J’attendais impatiemment d’entendre ces nouveaux morceaux en concert, mais je ne pensais pas qu’on aurait droit à un concert où Au Baccara et Dolziger Str. 2 se mêleraient aussi bien : le groupe a joué tous les morceaux des deux albums, la plupart repris en chœur par un public déchaîné durant près de deux heures. Certes, la chaleur et l’énergie pouvaient devenir étouffantes, mais un mixage sonore quasi-parfait et une générosité à toute épreuve ont vite fait oublier les souvenirs mitigés du concert de 2016, entaché par des problèmes de son persistants. Joués avec clarté et assurance, les morceaux d’Au Baccara ont pu prendre des dimensions insoupçonnées sur scène, aidés par des jeux de lumière bien sentis ou des extensions instrumentales divines, comme sur “Bébé” ou “Bonnie” par exemple. Évidemment, les quelques « classiques » de Dolziger – “Bouche à lèvres” et “Souffle le vent” en tête – et l’inévitable “Je veux te baiser” ont été accueilli avec encore plus de ferveur, mais on a vraiment atteint les sommets lorsque le groupe a enchaîné “On nait on vit on meurt” et “Jacques a dit”. Le premier rappel fut relativement bref, le temps d’entendre “Tony”, puis un inédit surprenant, avant que le groupe ne se lance dans “Bûche”, leur fameux morceau de Noël. Le trio – et son batteur de tournée – revint pour entonner un autre inédit avant un final sublime sur “Matin”, peut-être le chef-d’œuvre du groupe à ce jour pour moi.
Après une telle décharge d’énergie et de bonheur, je ne m’attendais pas à encore plus profiter du concert d’IDLES le lendemain. Là où j’ai développé une affection durable pour la musique d’Odezenne, les deux albums d’IDLES me convainquent plus difficilement. J’ai découvert le groupe comme beaucoup l’an passé avec Brutalism, premier jet en forme de brûlot caustique à mi-chemin entre la noirceur du post-punk et l’agressivité du punk hardcore. Précis dans leur attaque, faisant pourtant exclusivement usage de la formation traditionnelle guitares/basse/batterie, Joe Talbot et sa troupe se révélaient également des conteurs sans concessions des névroses socio-économiques du Royaume-Uni actuel. La panne de l’ascenseur social (“Heel / Heal”), les inégalités de classe et de genre (“Mother”), les ravages de la dépression (“1049 Gotho”), de l’ennui (“Exeter”) ou de la religion (“Faith in the City”) sont autant de thématiques traitées de manière compacte et nuancée par Talbot, qui s’annonçait déjà comme un parolier à suivre. Le disque était plus inégal dans sa construction musicale qui parfois se révélait plus redondante que réellement entraînante. Faire suivre cet essai remarqué avec un deuxième album seulement quinze mois plus tard était un pari risqué, mais qui semblait gagné d’avance à l’écoute du crescendo massif de “Colossus”, le premier extrait.
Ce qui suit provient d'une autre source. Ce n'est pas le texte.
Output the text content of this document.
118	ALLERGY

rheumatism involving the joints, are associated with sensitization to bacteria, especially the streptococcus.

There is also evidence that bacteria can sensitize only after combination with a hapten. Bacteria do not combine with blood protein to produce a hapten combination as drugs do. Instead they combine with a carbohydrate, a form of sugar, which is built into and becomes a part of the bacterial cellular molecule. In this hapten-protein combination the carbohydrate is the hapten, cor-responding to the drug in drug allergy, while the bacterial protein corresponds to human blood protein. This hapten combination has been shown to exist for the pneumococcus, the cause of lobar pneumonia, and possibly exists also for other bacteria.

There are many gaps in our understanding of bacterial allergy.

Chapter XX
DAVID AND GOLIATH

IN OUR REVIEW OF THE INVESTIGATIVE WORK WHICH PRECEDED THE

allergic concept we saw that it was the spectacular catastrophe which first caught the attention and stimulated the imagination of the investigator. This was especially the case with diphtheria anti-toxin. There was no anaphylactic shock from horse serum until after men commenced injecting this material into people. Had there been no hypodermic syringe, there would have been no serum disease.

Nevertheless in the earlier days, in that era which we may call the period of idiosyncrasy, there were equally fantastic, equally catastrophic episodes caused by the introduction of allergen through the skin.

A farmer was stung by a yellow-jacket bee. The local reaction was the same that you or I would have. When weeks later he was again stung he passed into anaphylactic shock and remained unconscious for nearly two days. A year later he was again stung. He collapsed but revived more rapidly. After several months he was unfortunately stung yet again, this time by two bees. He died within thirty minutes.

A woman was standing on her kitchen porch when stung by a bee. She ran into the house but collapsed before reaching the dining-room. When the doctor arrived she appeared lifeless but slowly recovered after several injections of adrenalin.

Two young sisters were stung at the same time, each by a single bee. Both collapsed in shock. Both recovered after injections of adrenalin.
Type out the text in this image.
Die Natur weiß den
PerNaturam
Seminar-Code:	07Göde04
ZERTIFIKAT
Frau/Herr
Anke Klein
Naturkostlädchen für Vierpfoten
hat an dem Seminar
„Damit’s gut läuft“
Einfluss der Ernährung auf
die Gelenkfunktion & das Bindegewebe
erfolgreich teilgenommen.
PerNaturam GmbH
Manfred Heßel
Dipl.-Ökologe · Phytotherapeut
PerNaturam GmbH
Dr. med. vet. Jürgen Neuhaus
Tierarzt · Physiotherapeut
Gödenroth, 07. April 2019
Tout le monde a déjà dit le grand bien qu’il pensait de Joy as an Act of Resistance, et je ne peux pas vraiment aller dans le sens inverse. Les messages de tolérance et de croyance dans le pouvoir du collectif et de la joie dans les moments difficiles sont évidemment salutaires et sont diffusés ici sans jamais être putassiers. L’énergie est toujours là et se retrouve doublé d’un sens mélodique accru, plus accueillant que les rythmiques irrespirables de Brutalism, autant dans les guitares que dans la voix. Néanmoins, à l’exception de quelques morceaux vraiment formidables – l’imparable “Danny Nedelko” qui dévoile les hypocrisies du royaume en termes d’immigration tout en étant une ode sincère au courage des migrants, le déchirant “June” qui voit Talbot pleurer la perte de sa fille mort-née ou encore “Samaritans”, dénonciation brutale de la masculinité toxique –, le disque me paraît moins consistant que son prédécesseur. Je trouve même que le groupe tourne sévèrement en rond dans la dernière partie de l’album, sans doute le signe qu’il est parti un peu vite en besogne.
Je me doutais cependant que le groupe balaierait mes réserves sur scène : leur réputation est d’emblée alléchante, et j’avais pu les voir un moment aux Eurockéennes en 2017, même si l’ambiance était absolument inexistante – en même temps, on ne pouvait pas s’attendre à des miracles en programmant un groupe de punk aussi radical à 19h sur la grande scène. Toujours est-il que je ne m’attendais pas à cette déferlante de joie, justement. Le groupe a joué l’intégralité de Joy as an Act of Resistance, à l’exception de “June” pour des raisons évidentes, ainsi qu’une bonne partie de Brutalism. Le public, plus varié et moins juvénile que celui d’Odezenne, enchaînait les bousculades dès la deuxième partie de “Colossus” qui a ouvert le concert. La folie était telle que Talbot a demandé explicitement à la foule de respecter les personnes ne souhaitant pas se défouler de cette manière-là. Plusieurs moments de grâce m’ont particulièrement marqué : le refrain de “Danny Nedelko” hurlé dans un grand élan par une bonne partie de la salle, avant que le guitariste Mark Bowen ne descende dans la salle pour épeler comme à son habitude « Danny Nedelko Community So Fuck You » ; deux hommes montant sur scène pour s’embrasser à pleine bouche sur “Samaritans” au moment où Talbot crie le fameux « I kissed a boy and I liked it » qui précède un assaut de guitares dément ; cet instant chaotique quand le groupe a fait monter une cinquantaine de spectatrices sur scène pour le crescendo inoubliable d’“Exeter”…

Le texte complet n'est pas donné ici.